Oh, no, you shouldn't have to reboot!

First, to stop updatedb, as root, type this:

killall updatedb

That should kill the current run.

Second: Redhat is very aggressive about running updatedb.  It's
really annoying to have it run every day.  Especially on a laptop.
Here's why it runs so often, and how to change that:

It runs from a daemon called cron, which is responsible for doing
housekeeping tasks on a regular basis.  Redhat organizes its cron
scripts in a nice easy-to-understand way: go to /etc and you'll
see four directories: cron.hourly, cron.daily, cron.weekly, and

The updatedb script which is pestering you is running from
/etc/cron.daily/slocate.cron.  There is another script which also
runs daily and makes your disk whir, called makewhatis.cron, which
you also might see from time to time.  (The other scripts in cron.daily
probably won't bother you, though I occasionally hear people complain
about logrotate.  I'd recommend leaving that one alone, though, if it's
not bothering you.)

So how do you make one of these scripts stop bothering you?  Easy!
Just move it from daily to weekly, or even monthly, by moving the
  mv /etc/cron.daily/slocate.cron /etc/cron.weekly
(and the same for makewhatis or anything else that's bothering you).

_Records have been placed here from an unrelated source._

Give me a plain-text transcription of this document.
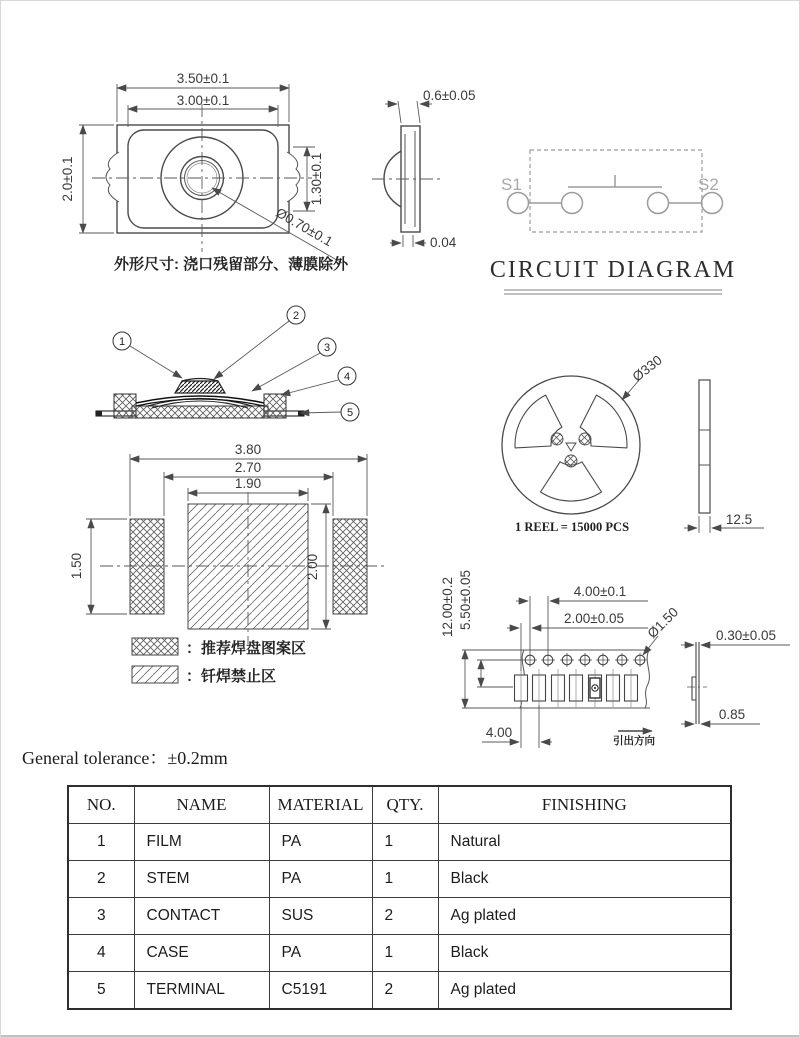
3.50±0.1
3.00±0.1
2.0±0.1	1.30±0.1
Ø0.70±0.1
外形尺寸: 浇口残留部分、薄膜除外
0.6±0.05
0.04
S1	S2
CIRCUIT DIAGRAM
1
2
3
4
5
3.80
2.70
1.90
1.50	2.00
：推荐焊盘图案区
：钎焊禁止区
Ø330
1 REEL = 15000 PCS	12.5
12.00±0.2 5.50±0.05	4.00±0.1
2.00±0.05 Ø1.50
4.00
引出方向
0.30±0.05
0.85
General tolerance：±0.2mm
NO.	NAME	MATERIAL	QTY.	FINISHING
1	FILM	PA	1	Natural
2	STEM	PA	1	Black
3	CONTACT	SUS	2	Ag plated
4	CASE	PA	1	Black
5	TERMINAL	C5191	2	Ag plated
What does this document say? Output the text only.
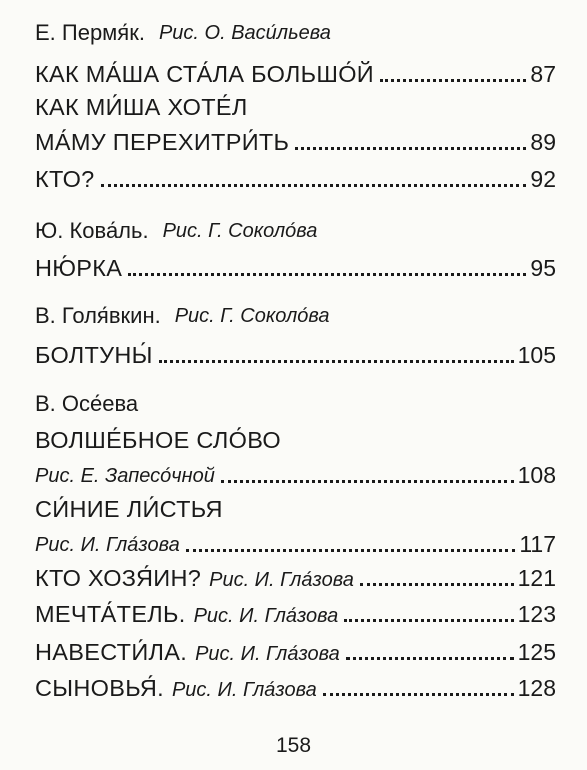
Е. Пермя́к. Рис. О. Васи́льева
КАК МА́ША СТА́ЛА БОЛЬШО́Й	87
КАК МИ́ША ХОТЕ́Л
МА́МУ ПЕРЕХИТРИ́ТЬ	89
КТО?	92
Ю. Кова́ль. Рис. Г. Соколо́ва
НЮ́РКА	95
В. Голя́вкин. Рис. Г. Соколо́ва
БОЛТУНЫ́	105
В. Осе́ева
ВОЛШЕ́БНОЕ СЛО́ВО
Рис. Е. Запесо́чной	108
СИ́НИЕ ЛИ́СТЬЯ
Рис. И. Гла́зова	117
КТО ХОЗЯ́ИН? Рис. И. Гла́зова	121
МЕЧТА́ТЕЛЬ. Рис. И. Гла́зова	123
НАВЕСТИ́ЛА. Рис. И. Гла́зова	125
СЫНОВЬЯ́. Рис. И. Гла́зова	128
158
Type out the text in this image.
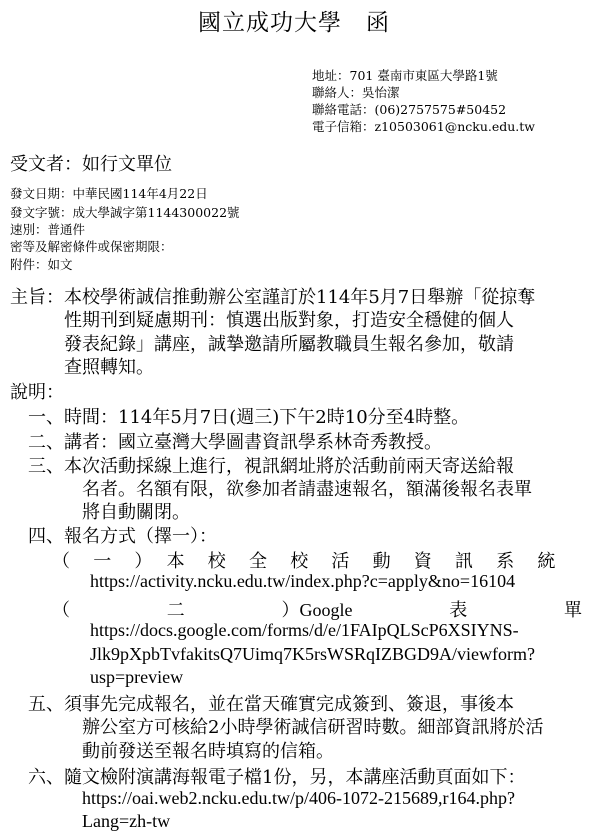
國立成功大學　函
地址：701 臺南市東區大學路1號
聯絡人：吳怡潔
聯絡電話：(06)2757575#50452
電子信箱：z10503061@ncku.edu.tw
受文者：如行文單位
發文日期：中華民國114年4月22日
發文字號：成大學誠字第1144300022號
速別：普通件
密等及解密條件或保密期限：
附件：如文
主旨： 本校學術誠信推動辦公室謹訂於114年5月7日舉辦「從掠奪
性期刊到疑慮期刊：慎選出版對象，打造安全穩健的個人
發表紀錄」講座，誠摯邀請所屬教職員生報名參加，敬請
查照轉知。
說明：
一、時間：114年5月7日(週三)下午2時10分至4時整。
二、講者：國立臺灣大學圖書資訊學系林奇秀教授。
三、本次活動採線上進行，視訊網址將於活動前兩天寄送給報
名者。名額有限，欲參加者請盡速報名，額滿後報名表單
將自動關閉。
四、報名方式（擇一）：
（　一　）　本　校　全　校　活　動　資　訊　系　統
https://activity.ncku.edu.tw/index.php?c=apply&no=16104
（	二	）Google	表	單
https://docs.google.com/forms/d/e/1FAIpQLScP6XSIYNS-
Jlk9pXpbTvfakitsQ7Uimq7K5rsWSRqIZBGD9A/viewform?
usp=preview
五、須事先完成報名，並在當天確實完成簽到、簽退，事後本
辦公室方可核給2小時學術誠信研習時數。細部資訊將於活
動前發送至報名時填寫的信箱。
六、隨文檢附演講海報電子檔1份，另，本講座活動頁面如下：
https://oai.web2.ncku.edu.tw/p/406-1072-215689,r164.php?
Lang=zh-tw
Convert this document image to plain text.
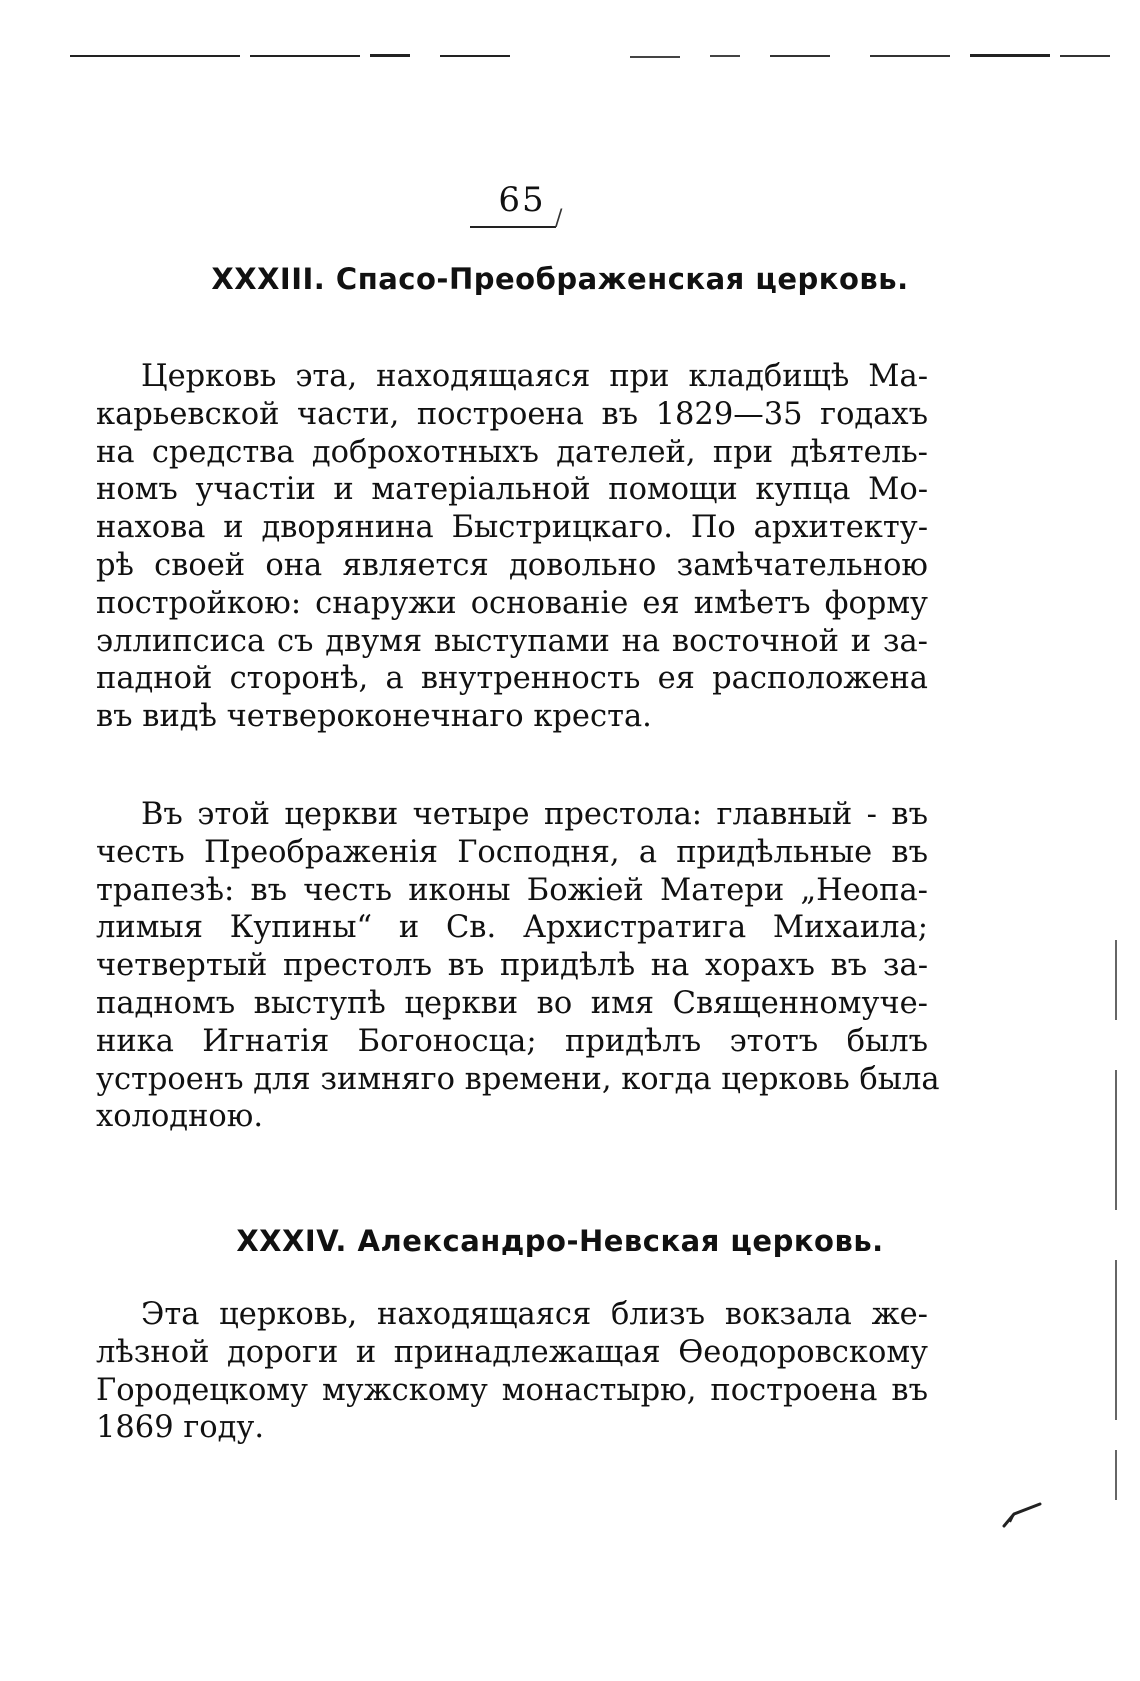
65 /
XXXIII. Спасо-Преображенская церковь.
Церковь эта, находящаяся при кладбищѣ Ма-
карьевской части, построена въ 1829—35 годахъ
на средства доброхотныхъ дателей, при дѣятель-
номъ участіи и матеріальной помощи купца Мо-
нахова и дворянина Быстрицкаго. По архитекту-
рѣ своей она является довольно замѣчательною
постройкою: снаружи основаніе ея имѣетъ форму
эллипсиса съ двумя выступами на восточной и за-
падной сторонѣ, а внутренность ея расположена
въ видѣ четвероконечнаго креста.
Въ этой церкви четыре престола: главный - въ
честь Преображенія Господня, а придѣльные въ
трапезѣ: въ честь иконы Божіей Матери „Неопа-
лимыя Купины“ и Св. Архистратига Михаила;
четвертый престолъ въ придѣлѣ на хорахъ въ за-
падномъ выступѣ церкви во имя Священномуче-
ника Игнатія Богоносца; придѣлъ этотъ былъ
устроенъ для зимняго времени, когда церковь была
холодною.
XXXIV. Александро-Невская церковь.
Эта церковь, находящаяся близъ вокзала же-
лѣзной дороги и принадлежащая Ѳеодоровскому
Городецкому мужскому монастырю, построена въ
1869 году.
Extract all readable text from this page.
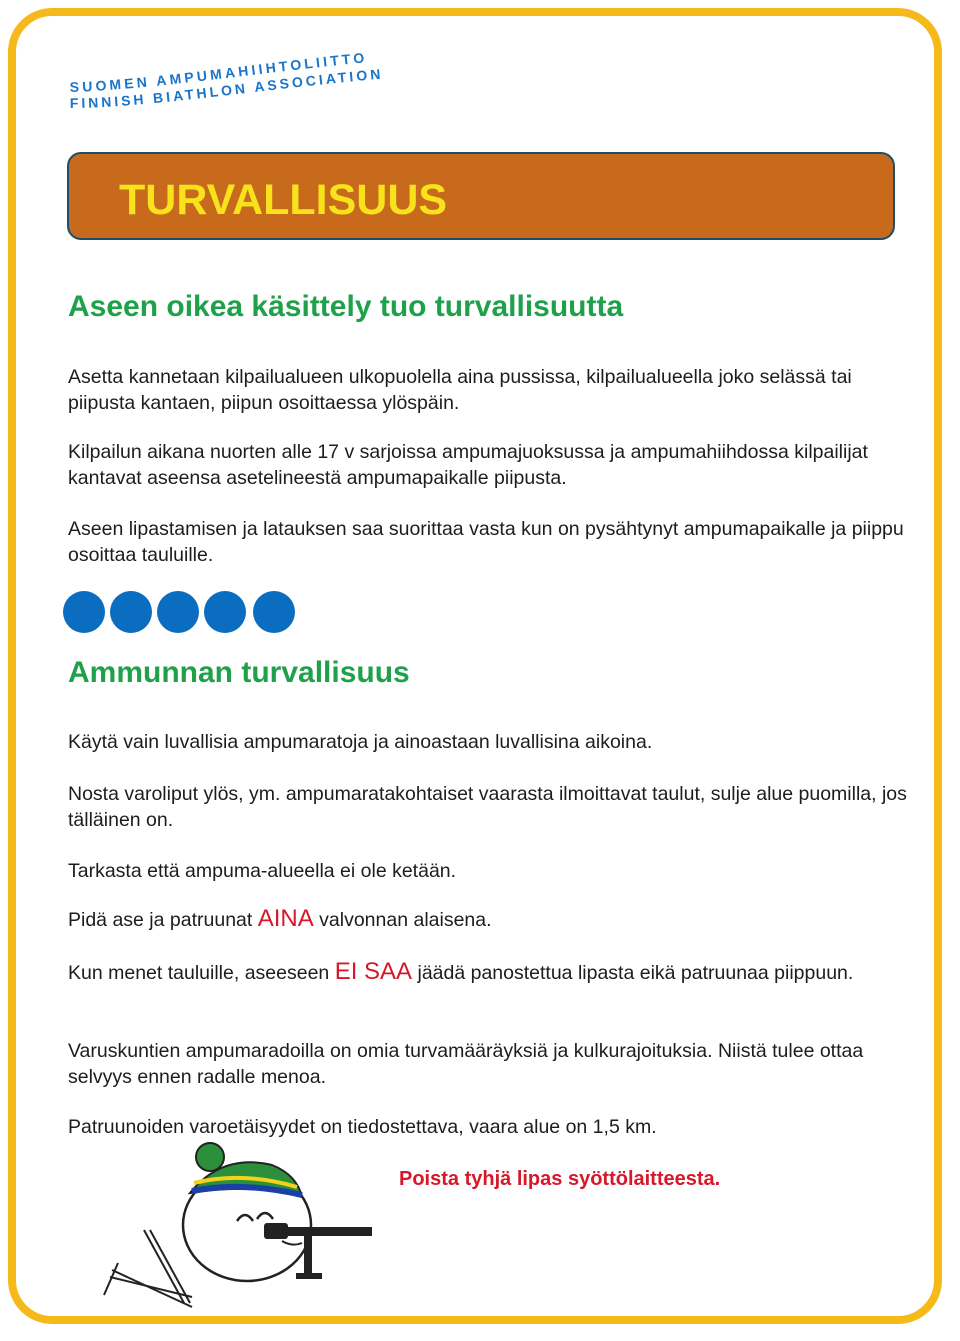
SUOMEN AMPUMAHIIHTOLIITTO
FINNISH BIATHLON ASSOCIATION
TURVALLISUUS
Aseen oikea käsittely tuo turvallisuutta

Asetta kannetaan kilpailualueen ulkopuolella aina pussissa, kilpailualueella joko selässä tai piipusta kantaen, piipun osoittaessa ylöspäin.

Kilpailun aikana nuorten alle 17 v sarjoissa ampumajuoksussa ja ampumahiihdossa kilpailijat kantavat aseensa asetelineestä ampumapaikalle piipusta.

Aseen lipastamisen ja latauksen saa suorittaa vasta kun on pysähtynyt ampumapaikalle ja piippu osoittaa tauluille.

Ammunnan turvallisuus

Käytä vain luvallisia ampumaratoja ja ainoastaan luvallisina aikoina.

Nosta varoliput ylös, ym. ampumaratakohtaiset vaarasta ilmoittavat taulut, sulje alue puomilla, jos tälläinen on.

Tarkasta että ampuma-alueella ei ole ketään.

Pidä ase ja patruunat AINA valvonnan alaisena.

Kun menet tauluille, aseeseen EI SAA jäädä panostettua lipasta eikä patruunaa piippuun.

Varuskuntien ampumaradoilla on omia turvamääräyksiä ja kulkurajoituksia. Niistä tulee ottaa selvyys ennen radalle menoa.

Patruunoiden varoetäisyydet on tiedostettava, vaara alue on 1,5 km.

Poista tyhjä lipas syöttölaitteesta.
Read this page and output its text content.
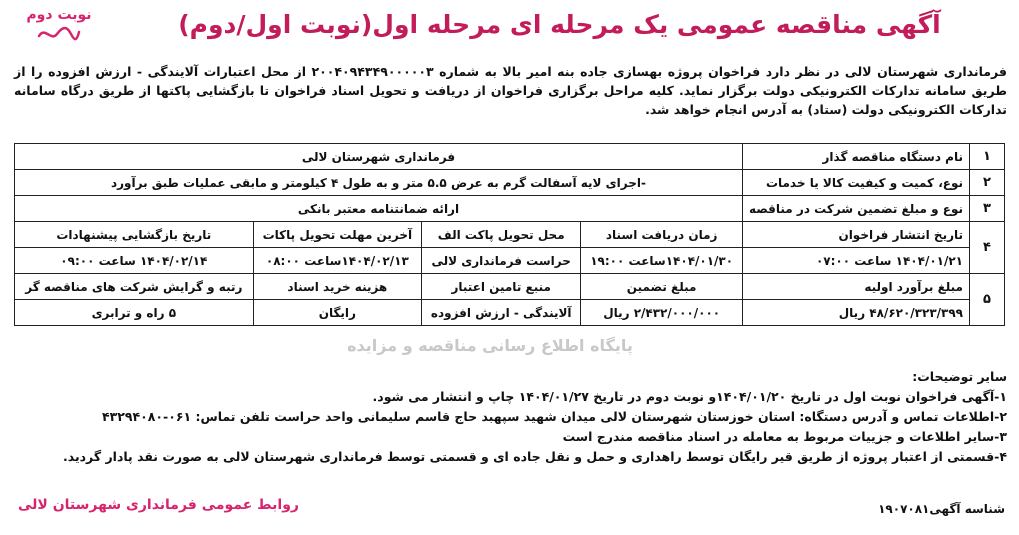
نوبت دوم	آگهی مناقصه عمومی یک مرحله ای مرحله اول(نوبت اول/دوم)
فرمانداری شهرستان لالی در نظر دارد فراخوان پروژه بهسازی جاده بنه امیر بالا به شماره ۲۰۰۴۰۹۴۳۴۹۰۰۰۰۰۳ از محل اعتبارات آلایندگی - ارزش افزوده را از طریق سامانه تدارکات الکترونیکی دولت برگزار نماید. کلیه مراحل برگزاری فراخوان از دریافت و تحویل اسناد فراخوان تا بازگشایی پاکتها از طریق درگاه سامانه تدارکات الکترونیکی دولت (ستاد) به آدرس انجام خواهد شد.
پایگاه اطلاع رسانی مناقصه و مزایده
۱	نام دستگاه مناقصه گذار	فرمانداری شهرستان لالی			
۲	نوع، کمیت و کیفیت کالا یا خدمات	-اجرای لایه آسفالت گرم به عرض ۵.۵ متر و به طول ۴ کیلومتر و مابقی عملیات طبق برآورد			
۳	نوع و مبلغ تضمین شرکت در مناقصه	ارائه ضمانتنامه معتبر بانکی			
۴	تاریخ انتشار فراخوان	زمان دریافت اسناد	محل تحویل پاکت الف	آخرین مهلت تحویل پاکات	تاریخ بازگشایی پیشنهادات
	۱۴۰۴/۰۱/۲۱ ساعت ۰۷:۰۰	۱۴۰۴/۰۱/۳۰ساعت ۱۹:۰۰	حراست فرمانداری لالی	۱۴۰۴/۰۲/۱۳ساعت ۰۸:۰۰	۱۴۰۴/۰۲/۱۴ ساعت ۰۹:۰۰
۵	مبلغ برآورد اولیه	مبلغ تضمین	منبع تامین اعتبار	هزینه خرید اسناد	رتبه و گرایش شرکت های مناقصه گر
	۴۸/۶۲۰/۳۲۳/۳۹۹ ریال	۲/۴۳۲/۰۰۰/۰۰۰ ریال	آلایندگی - ارزش افزوده	رایگان	۵ راه و ترابری
سایر توضیحات:
۱-آگهی فراخوان نوبت اول در تاریخ ۱۴۰۴/۰۱/۲۰و نوبت دوم در تاریخ ۱۴۰۴/۰۱/۲۷ چاپ و انتشار می شود.
۲-اطلاعات تماس و آدرس دستگاه: استان خوزستان شهرستان لالی میدان شهید سپهبد حاج قاسم سلیمانی واحد حراست تلفن تماس: ۰۶۱-۴۳۲۹۴۰۸۰
۳-سایر اطلاعات و جزییات مربوط به معامله در اسناد مناقصه مندرج است
۴-قسمتی از اعتبار پروژه از طریق قیر رایگان توسط راهداری و حمل و نقل جاده ای و قسمتی توسط فرمانداری شهرستان لالی به صورت نقد پادار گردید.
روابط عمومی فرمانداری شهرستان لالی	شناسه آگهی۱۹۰۷۰۸۱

Note that this means that once a week/month, it will still run.
If you find it still bothers you, you can turn it off completely
by just removing the file.  But then, if you want to be able to use
"locate" or the gui find tools, you'd better run updatedb by hand
every now and then.  (Debian systems don't run updatedb for you, so
you have to run it by hand, or set up a cron script yourself.)

You can also fine-tune cron, to make scripts run at particular
times.  For instance, if you know you're never at your machine at
2:30am on Wednesday mornings and 12:30pm on Sunday afternoons, you
can make updatedb run at those times.  But that's a little harder
than just using the directories; "man cron" will tell you all about it.